Drugs for “neglected diseases”
The world’s poorest people often suffer from diseases which are neglected by medical research. Against this background, Bayer HealthCare has designated a further lighthouse project to focus on tropical and neglected diseases. According to the WHO, more than 3.3 billion people, or in other words about half the world’s population, are threatened by diseases such as African sleeping sickness, Chagas disease, malaria and tuberculosis. These conditions place a lasting burden on entire families or village communities.
Bayer HealthCare participates in aid programs to provide drugs for the treatment of these diseases which are included in the list of essential medicines drawn up by the World Health Organization (WHO).
To tackle African sleeping sickness, the company has been supplying 10,000 ampoules annually containing the active substance suramin for single-entity therapy of an early stage of the disease since 2003. In 2009, the company additionally started supplying, at no charge, 400,000 tablets per year of its drug Lampit®; the active substance nifurtimox treats the advanced stage of African sleeping sickness. Since 2009, a further compound has been used in a combination therapy which opens up new perspectives in the treatment of late stages of the disease. The WHO included this combination therapy in the list of essential medicines in 2009.
Chagas disease, which is an infection transmitted in Latin America by a biting parasitic bug, claims around 14,000 lives every year. Bayer HealthCare has been collaborating with the WHO since 2002, annually supplying tablets of nifurtimox at no charge. In 2007, this cooperation agreement on the supply of 2.5 million tablets of Lampit® and support to the tune of US$1.5 million for training and distribution was extended for a further five years. “Our collaboration with the WHO is particularly important to US because it provides US with a specific way of reaching the people who are affected by these diseases,” Köstlin explains. Our donations of Lampit® and Germanin® to help control Chagas disease and African sleeping sickness are routed exclusively through the WHO. Bayer’s Donation Directive stipulates compliance with the WHO’s Guidelines for Drug Donations.

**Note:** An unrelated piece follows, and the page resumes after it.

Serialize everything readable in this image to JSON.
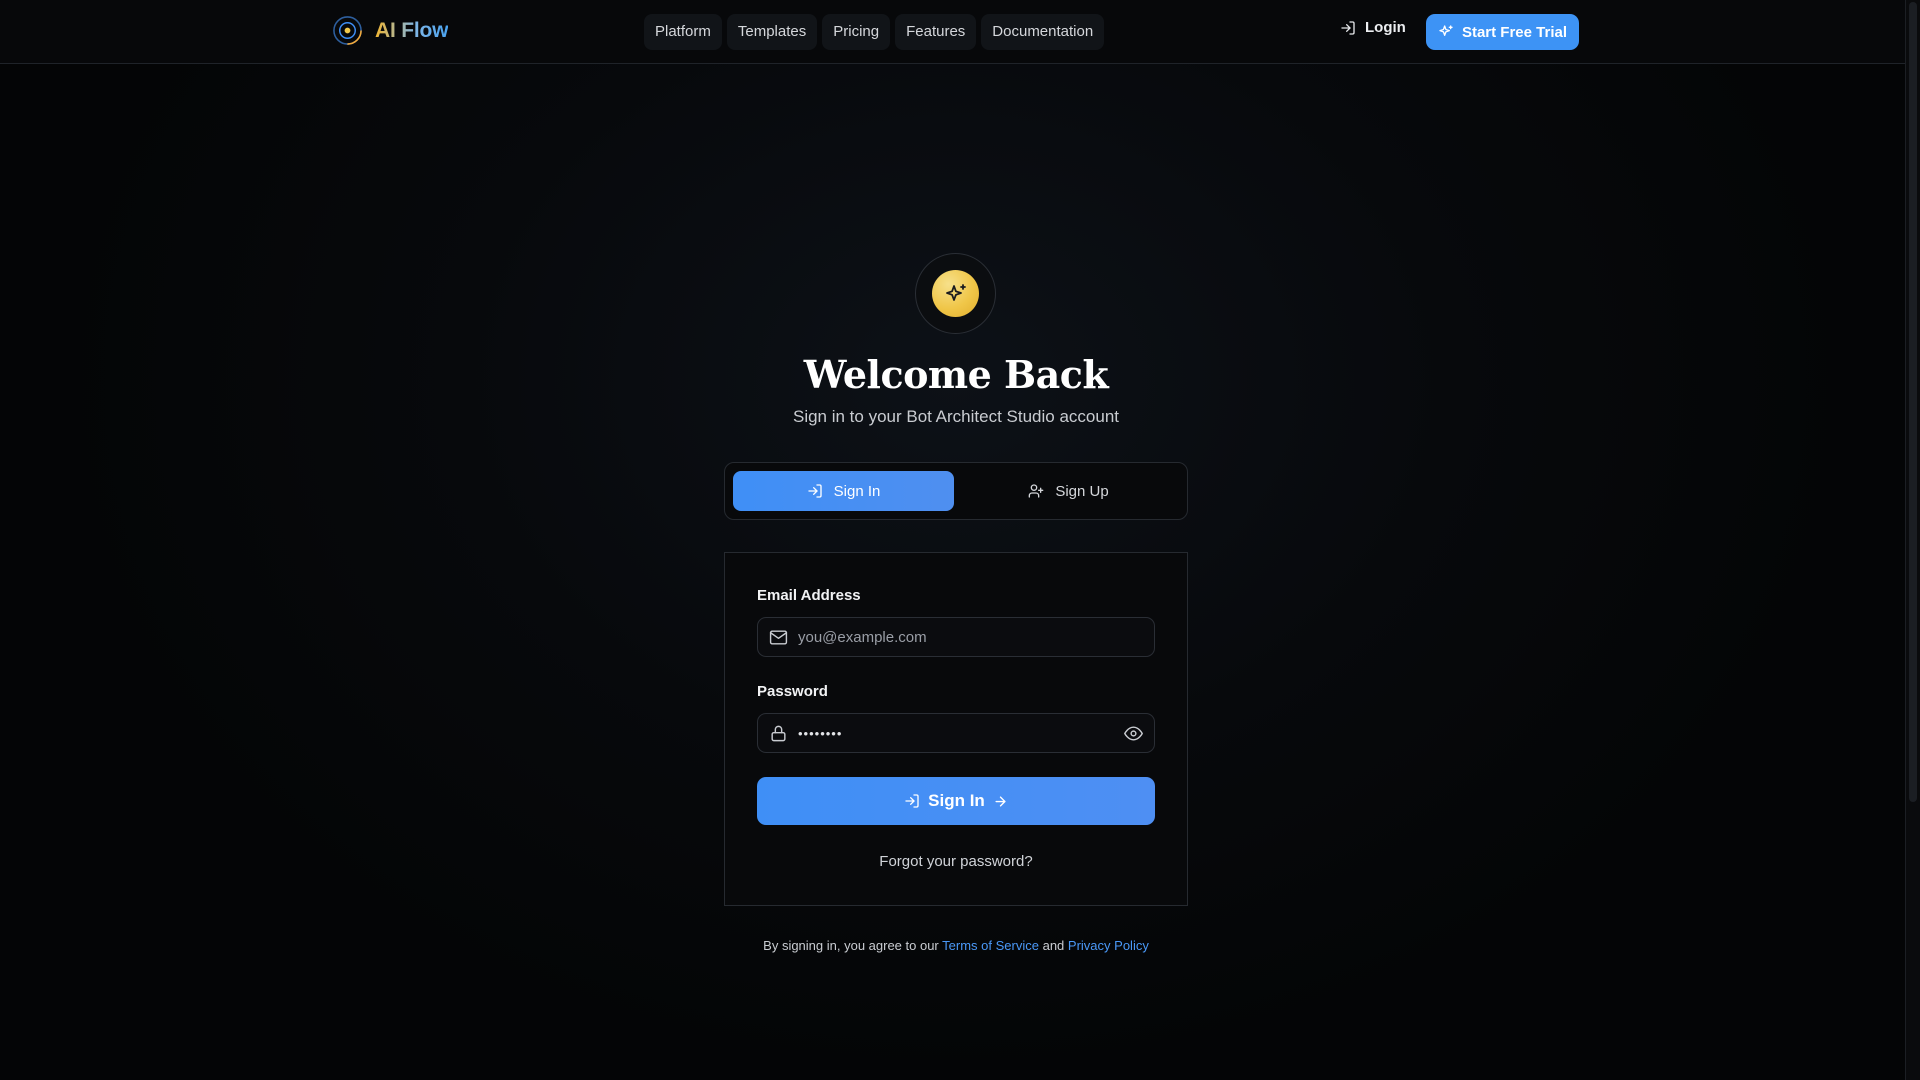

Tuberculosis is another “neglected disease.” Around nine million new cases of active tuberculosis (TB) are reported every year. The WHO estimates that two million people die of the disease annually. Bayer HealthCare is working with the TB Alliance (Global Alliance for TB Drug Development) on the clinical development of a therapy option involving combination therapy with moxifloxacin, a drug substance produced by Bayer, which could reduce the duration of tuberculosis treatment from the present six months to four months. This would represent a substantial improvement for affected patients, who often stop taking the protracted and thus expensive treatment before it is completed. If their studies are successful, Bayer HealthCare and the TB Alliance will work towards making moxifloxacin available to tuberculosis patients at affordable prices, especially in developing countries which have a heavy burden of disease. In addition, we joined the “Critical Path to TB Drug Regimens” (CPTR) initiative in March 2010. This collaboration between industry, the authorities and NGOs is intended to accelerate the clinical development of TB therapies and to achieve faster regulatory approval of combination therapies.